It was coming and finally, Tim Cook announces that Apple will be switching from Intel to its own Apple Silicon using ARM architecture. Quoting Tim as he said, “At Apple, integrating hardware and software is at the heart of what we do.”
So, now even though the transition will take two whole years but this ultimately help Apple to build its ecosystem all of its own designed hardware. Also, Apple’s advancements throughout the past few years has made its own chips even more powerful than Intel and benchmarks are a proof of it.

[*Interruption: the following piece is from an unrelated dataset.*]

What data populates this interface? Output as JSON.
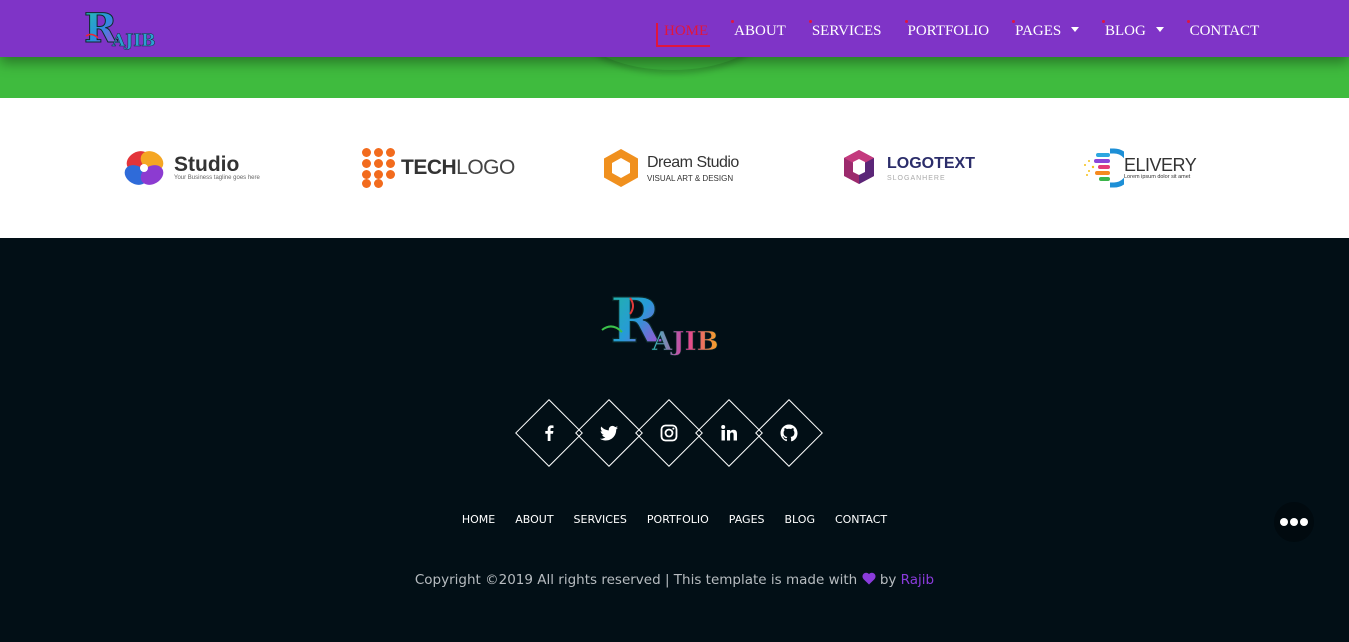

As previously I mentioned in my earlier articles, Apple’s A12Z Bionic chip used in iPad Pro is even more powerful than a 10th Gen Core i3 Intel CPU used in the MacBook Air. So, why not choose ARM-based chips instead? The ARM processors will offer higher efficiency and performance to the Mac for a better future, especially being built on the latest TSMC nodes, used by AMD as well.
New Apple Chip
Johny Srouji, Senior Vice President of Hardware Technologies, went on to talk about the new Mac chips and told this effort has been in progress for a long time now. Srouji even talked about the relentless focus on performance-per-watt and how the CPU performance in iPhone has improved 100x since A series chips launched.
Also, keeping in mind the graphics, iPad X-chips will have faster graphics, the latest iPad chip has 1,000x faster graphics than the first iPad chip. There are 2 billion Apple chips shipped so far, and Apple wants to match desktop-level performance with lower power consumption. Apple will be adding advanced power management, secure enclave, high-performing GPU to every Mac, as well as a neural engine, ML system, etc.
Coming to the software front, the macOS Big Sur will “make the transition seamless.” So, switching to ARM will allow iOS apps to run natively on the Mac as well. The Macs will be able to run both the iOS and iPadOS apps without any modifications. The good news is that all of Apple’s native Mac apps are already updated to run on ARM as the entire macOS Big Sur demo was done on a Mac running an A12Z processor.
All of the Apple apps, including the Final Cut Pro and Logic Pro, will run natively on ARM. The developers, on the other hand, can get started on making their existing software compatible using Xcode 12 beta, that includes native compilers and debugging tools. Open projects and recompile, it will take a couple of days to rework and deliver Universal 2 binaries.
Even Microsoft is working on Office, and Apple is working with Adobe on Creative Cloud, many apps are already in work to make the transition seamless. Apple is even demoing PowerPoint with the new ARM-based macOS.
Adobe is already heavily participating alongside Apple, as Lightroom CC will also support on macOS, most probably because of its native support in iOS. Adobe Photoshop too was shown to be working on new ARM-based macOS.
No words on Premier Pro but Apple shows its Final Cut Pro working and playing back 4K video on the new Mac. You can zoom in and out of photos and play 4K video with effects which is quite familiar with iPad, so no issues now with support to new macOS.
Andreas Wendker even went to demo Rosetta using Maya animation software on an ARM-based macOS and worked fine. He also showed triple-A games running on new Mac with Apple chip including Shadow of the Tomb Raider at 1080p and it also worked flawlessly, which is incredible for an Apple chip to deliver.
iOS & iPad apps will run on macOS
Interestingly, if you cannot wait for your favourite iOS or iPadOS apps to make the transition to the new macOS for the Apple Chip, you Mac can run iPhone and iPad apps easily, natively, completely unmodified. The iPhone and iPad apps can be used right from the Mac App Store.
Quick Start Program for Developers
To help developers going right away with the new ARM-based macOS, Apple has announced a quick start program to help developers make universal apps. This Quick Start program for developers will provide them with the documentation, sample code, and access to hands-on labs around the globe.
Developers also get access to the Developer Transition Kit that comprises of a Mac Mini running on Apple A12Z chipset, 16GB of RAM, and a 512GB SSD. This kit will run the latest macOS Big Sur developer beta to help developers start helping Apple for this transition.